William Gissane was born in Sydney on 26 April 1898 and educated at Ignatius College, where he captained the cricket and boxing and played rugby for the public schools of New South Wales. He served in the RAA during the first world war and returned to Australia to study medicine at the University of Sydney where he played rugby and gained blues for cricket and boxing becoming light heavyweight inter-university champion. He graduated in 1925 and the same year left for Britain where he obtained the FRCS Edinburgh and England, later becoming Honorary FRACS.

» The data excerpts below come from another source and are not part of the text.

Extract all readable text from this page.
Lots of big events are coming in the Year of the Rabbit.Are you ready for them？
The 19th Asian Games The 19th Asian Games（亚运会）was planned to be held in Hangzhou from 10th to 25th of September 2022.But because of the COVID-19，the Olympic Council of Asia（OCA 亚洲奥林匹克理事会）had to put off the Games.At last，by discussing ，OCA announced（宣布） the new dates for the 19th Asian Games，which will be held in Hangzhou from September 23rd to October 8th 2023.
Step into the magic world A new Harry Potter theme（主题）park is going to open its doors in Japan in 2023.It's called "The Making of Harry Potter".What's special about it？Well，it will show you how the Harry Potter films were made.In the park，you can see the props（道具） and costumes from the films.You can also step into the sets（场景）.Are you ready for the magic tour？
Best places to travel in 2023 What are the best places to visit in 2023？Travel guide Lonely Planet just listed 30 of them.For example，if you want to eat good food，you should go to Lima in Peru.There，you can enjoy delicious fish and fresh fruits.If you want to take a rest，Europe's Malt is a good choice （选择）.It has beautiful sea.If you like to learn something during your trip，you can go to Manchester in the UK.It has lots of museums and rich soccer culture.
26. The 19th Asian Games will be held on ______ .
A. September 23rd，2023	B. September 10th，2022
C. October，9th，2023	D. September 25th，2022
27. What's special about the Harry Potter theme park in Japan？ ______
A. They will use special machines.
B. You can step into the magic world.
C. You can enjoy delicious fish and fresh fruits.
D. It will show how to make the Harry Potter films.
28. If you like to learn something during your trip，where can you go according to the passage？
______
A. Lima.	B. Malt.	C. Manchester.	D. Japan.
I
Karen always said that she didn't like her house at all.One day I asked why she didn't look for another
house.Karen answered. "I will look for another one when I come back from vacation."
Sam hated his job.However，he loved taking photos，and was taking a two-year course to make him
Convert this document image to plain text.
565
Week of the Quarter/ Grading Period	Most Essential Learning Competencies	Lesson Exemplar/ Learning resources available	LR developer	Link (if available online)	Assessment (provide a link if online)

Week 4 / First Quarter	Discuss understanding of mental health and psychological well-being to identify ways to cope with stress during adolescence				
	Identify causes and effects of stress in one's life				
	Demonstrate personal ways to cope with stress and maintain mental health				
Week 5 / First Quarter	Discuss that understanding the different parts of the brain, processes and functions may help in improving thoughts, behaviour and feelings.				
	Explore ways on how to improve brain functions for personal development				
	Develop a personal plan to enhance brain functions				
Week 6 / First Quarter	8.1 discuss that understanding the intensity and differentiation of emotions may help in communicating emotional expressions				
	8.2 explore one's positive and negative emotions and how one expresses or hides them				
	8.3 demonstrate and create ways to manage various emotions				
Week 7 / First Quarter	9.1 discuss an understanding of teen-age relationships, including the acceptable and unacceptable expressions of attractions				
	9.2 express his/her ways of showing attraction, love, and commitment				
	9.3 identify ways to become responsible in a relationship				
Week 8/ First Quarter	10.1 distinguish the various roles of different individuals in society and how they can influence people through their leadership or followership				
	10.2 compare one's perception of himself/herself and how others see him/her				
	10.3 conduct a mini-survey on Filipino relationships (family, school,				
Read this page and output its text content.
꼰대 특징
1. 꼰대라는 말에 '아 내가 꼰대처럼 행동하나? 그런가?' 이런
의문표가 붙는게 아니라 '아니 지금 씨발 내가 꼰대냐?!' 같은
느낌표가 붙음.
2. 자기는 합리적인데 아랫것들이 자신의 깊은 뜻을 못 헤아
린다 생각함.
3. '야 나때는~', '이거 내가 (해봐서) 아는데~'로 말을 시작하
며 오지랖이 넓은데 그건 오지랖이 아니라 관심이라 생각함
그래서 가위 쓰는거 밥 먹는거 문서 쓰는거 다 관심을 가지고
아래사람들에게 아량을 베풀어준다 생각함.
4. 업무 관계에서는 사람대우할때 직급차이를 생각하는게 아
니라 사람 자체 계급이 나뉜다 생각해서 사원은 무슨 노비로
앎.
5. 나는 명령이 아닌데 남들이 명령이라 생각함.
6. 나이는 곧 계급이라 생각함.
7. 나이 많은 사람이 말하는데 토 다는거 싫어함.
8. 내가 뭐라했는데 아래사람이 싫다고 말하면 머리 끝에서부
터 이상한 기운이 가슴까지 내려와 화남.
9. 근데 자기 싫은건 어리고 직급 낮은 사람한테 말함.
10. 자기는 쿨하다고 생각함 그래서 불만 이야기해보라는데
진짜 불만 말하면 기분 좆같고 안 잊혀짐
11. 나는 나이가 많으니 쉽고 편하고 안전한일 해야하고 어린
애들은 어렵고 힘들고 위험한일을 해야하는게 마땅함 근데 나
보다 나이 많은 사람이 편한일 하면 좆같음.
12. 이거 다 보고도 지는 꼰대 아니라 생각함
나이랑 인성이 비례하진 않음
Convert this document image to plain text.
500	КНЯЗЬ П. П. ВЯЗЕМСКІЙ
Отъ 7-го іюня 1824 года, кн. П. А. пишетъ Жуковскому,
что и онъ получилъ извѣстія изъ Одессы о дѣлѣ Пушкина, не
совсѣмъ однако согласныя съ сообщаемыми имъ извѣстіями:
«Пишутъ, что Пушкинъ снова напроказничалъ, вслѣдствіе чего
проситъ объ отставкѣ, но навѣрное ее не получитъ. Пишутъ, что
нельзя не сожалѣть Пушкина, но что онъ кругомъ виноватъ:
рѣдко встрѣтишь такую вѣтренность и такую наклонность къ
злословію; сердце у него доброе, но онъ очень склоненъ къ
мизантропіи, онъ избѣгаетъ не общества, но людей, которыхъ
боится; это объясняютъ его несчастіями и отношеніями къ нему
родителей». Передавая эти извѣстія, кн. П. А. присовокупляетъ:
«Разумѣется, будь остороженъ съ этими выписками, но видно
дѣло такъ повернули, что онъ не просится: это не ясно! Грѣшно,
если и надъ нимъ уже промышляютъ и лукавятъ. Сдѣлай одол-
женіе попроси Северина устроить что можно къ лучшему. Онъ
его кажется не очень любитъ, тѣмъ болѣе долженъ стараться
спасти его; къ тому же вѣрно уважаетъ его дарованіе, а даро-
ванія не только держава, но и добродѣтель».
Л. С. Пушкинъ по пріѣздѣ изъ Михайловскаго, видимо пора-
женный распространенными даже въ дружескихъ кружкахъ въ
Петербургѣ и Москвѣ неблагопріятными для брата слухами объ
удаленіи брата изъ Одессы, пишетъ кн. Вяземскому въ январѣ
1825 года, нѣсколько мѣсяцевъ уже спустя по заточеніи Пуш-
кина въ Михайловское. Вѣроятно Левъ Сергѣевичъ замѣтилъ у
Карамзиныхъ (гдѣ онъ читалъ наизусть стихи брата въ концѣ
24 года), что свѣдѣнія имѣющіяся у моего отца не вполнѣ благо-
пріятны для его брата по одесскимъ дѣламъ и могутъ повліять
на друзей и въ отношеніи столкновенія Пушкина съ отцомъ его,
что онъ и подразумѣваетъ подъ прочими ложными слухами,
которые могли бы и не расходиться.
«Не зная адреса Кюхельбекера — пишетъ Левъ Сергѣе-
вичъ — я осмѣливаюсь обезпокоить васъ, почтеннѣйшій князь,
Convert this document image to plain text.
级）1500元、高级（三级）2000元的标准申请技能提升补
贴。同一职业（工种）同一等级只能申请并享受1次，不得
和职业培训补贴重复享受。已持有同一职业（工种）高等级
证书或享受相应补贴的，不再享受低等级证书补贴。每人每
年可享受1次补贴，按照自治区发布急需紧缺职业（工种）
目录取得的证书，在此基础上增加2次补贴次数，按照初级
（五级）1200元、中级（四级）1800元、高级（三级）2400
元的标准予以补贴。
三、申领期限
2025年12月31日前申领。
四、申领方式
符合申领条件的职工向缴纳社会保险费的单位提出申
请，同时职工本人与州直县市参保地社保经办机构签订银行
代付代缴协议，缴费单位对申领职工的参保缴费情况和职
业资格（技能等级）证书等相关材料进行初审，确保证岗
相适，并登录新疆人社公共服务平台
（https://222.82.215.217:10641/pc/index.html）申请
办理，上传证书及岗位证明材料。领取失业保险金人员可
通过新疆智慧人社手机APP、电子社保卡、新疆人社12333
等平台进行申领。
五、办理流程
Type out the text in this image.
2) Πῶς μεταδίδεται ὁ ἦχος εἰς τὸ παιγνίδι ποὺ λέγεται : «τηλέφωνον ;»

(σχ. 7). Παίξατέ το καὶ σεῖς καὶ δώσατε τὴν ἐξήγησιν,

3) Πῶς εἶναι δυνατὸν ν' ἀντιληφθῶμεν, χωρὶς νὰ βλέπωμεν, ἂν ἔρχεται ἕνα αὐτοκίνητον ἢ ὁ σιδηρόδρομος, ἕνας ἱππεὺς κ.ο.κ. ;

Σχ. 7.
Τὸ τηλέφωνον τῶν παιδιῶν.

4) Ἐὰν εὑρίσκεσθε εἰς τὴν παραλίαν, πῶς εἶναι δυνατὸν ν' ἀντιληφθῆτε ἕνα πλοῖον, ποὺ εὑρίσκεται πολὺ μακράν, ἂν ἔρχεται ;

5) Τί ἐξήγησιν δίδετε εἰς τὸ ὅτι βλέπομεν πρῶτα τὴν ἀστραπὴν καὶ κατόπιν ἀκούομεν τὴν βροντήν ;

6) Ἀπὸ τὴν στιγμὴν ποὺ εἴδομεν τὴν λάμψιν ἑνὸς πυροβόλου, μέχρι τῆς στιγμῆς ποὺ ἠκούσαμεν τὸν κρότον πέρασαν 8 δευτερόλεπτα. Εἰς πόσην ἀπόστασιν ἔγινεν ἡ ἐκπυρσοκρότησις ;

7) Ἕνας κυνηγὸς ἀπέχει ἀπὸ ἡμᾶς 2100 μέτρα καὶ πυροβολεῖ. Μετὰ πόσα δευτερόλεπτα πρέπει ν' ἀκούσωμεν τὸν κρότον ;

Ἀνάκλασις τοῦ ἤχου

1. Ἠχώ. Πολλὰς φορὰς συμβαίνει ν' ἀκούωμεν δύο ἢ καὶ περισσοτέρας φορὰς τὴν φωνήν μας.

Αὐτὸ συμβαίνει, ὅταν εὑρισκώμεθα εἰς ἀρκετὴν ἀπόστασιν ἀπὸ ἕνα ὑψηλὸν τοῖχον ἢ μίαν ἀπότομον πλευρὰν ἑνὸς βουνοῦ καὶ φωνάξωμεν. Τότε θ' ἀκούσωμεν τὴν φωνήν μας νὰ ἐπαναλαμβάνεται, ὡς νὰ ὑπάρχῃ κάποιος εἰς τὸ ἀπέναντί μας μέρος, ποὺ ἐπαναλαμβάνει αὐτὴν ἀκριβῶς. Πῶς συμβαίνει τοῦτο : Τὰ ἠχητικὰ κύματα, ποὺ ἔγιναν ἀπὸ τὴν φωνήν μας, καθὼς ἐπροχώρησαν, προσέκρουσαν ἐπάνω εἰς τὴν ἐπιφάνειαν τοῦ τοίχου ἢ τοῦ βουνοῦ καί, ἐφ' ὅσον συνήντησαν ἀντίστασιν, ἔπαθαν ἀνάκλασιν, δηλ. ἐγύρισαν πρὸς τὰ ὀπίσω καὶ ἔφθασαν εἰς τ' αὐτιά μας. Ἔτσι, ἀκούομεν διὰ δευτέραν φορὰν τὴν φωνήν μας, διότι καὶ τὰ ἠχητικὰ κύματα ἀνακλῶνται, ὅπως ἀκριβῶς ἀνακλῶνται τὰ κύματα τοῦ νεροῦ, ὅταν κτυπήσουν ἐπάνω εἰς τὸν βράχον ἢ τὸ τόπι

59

Gissane's interest in accident surgery began when he served in London in 1938 and he was greatly influenced by his visit to Böhler's clinic in Vienna. During 1941, a group of Birmingham businessmen decided to re-open the old Queen's Hospital for the treatment of accidents and Gissane became first clinical director and surgeon-in-chief. He quickly transformed the Birmingham Accident Hospital into an internationally renowned centre and attracted men like Leonard Colbrook as director of the MRC Burns Research Unit and others such as Miles, Robert Williams, Bull, Lowbury and later Ruscoe Clarke, Jackson and Sevitt. They were able to put into practice the famous 'Birmingham experiment'.

His work on the reduction of road and industrial accidents brought him international recognition. He was made CBE in 1964 and was awarded an honorary DSc from the University of Wales and a life membership of the British Association of Plastic Surgeons. He became Vice-President of the British Orthopaedic Association delivering the Robert Jones Lecture in 1961. His interest in accident problems brought him into contact with industrial processes and machinery and motor cars and the work of the accident hospital had considerable influence over faults on car safety and seat belts. For this work, Gissane was made an honorary member of the American Association of Automobile Engineers. He was a great traveller and apart from an extensive tour as Sir Arthur Sims' Commonwealth Travelling Professor in 1959, he lectured in South Africa, Canada and Europe. In 1961 Birmingham University made him an honorary and personal Professor of Accident Surgery.

Gissane never lost his interest in sport of all kinds and was very proud of being the honorary medical officer and vice-president of the Warwickshire cricket club and a life member of the Edgbaston golf club. He died in his sleep on 1 April 1981 - the fortieth anniversary of the establishment of the Birmingham Accident Hospital from which his name is inseparable. He was survived by his wife and son.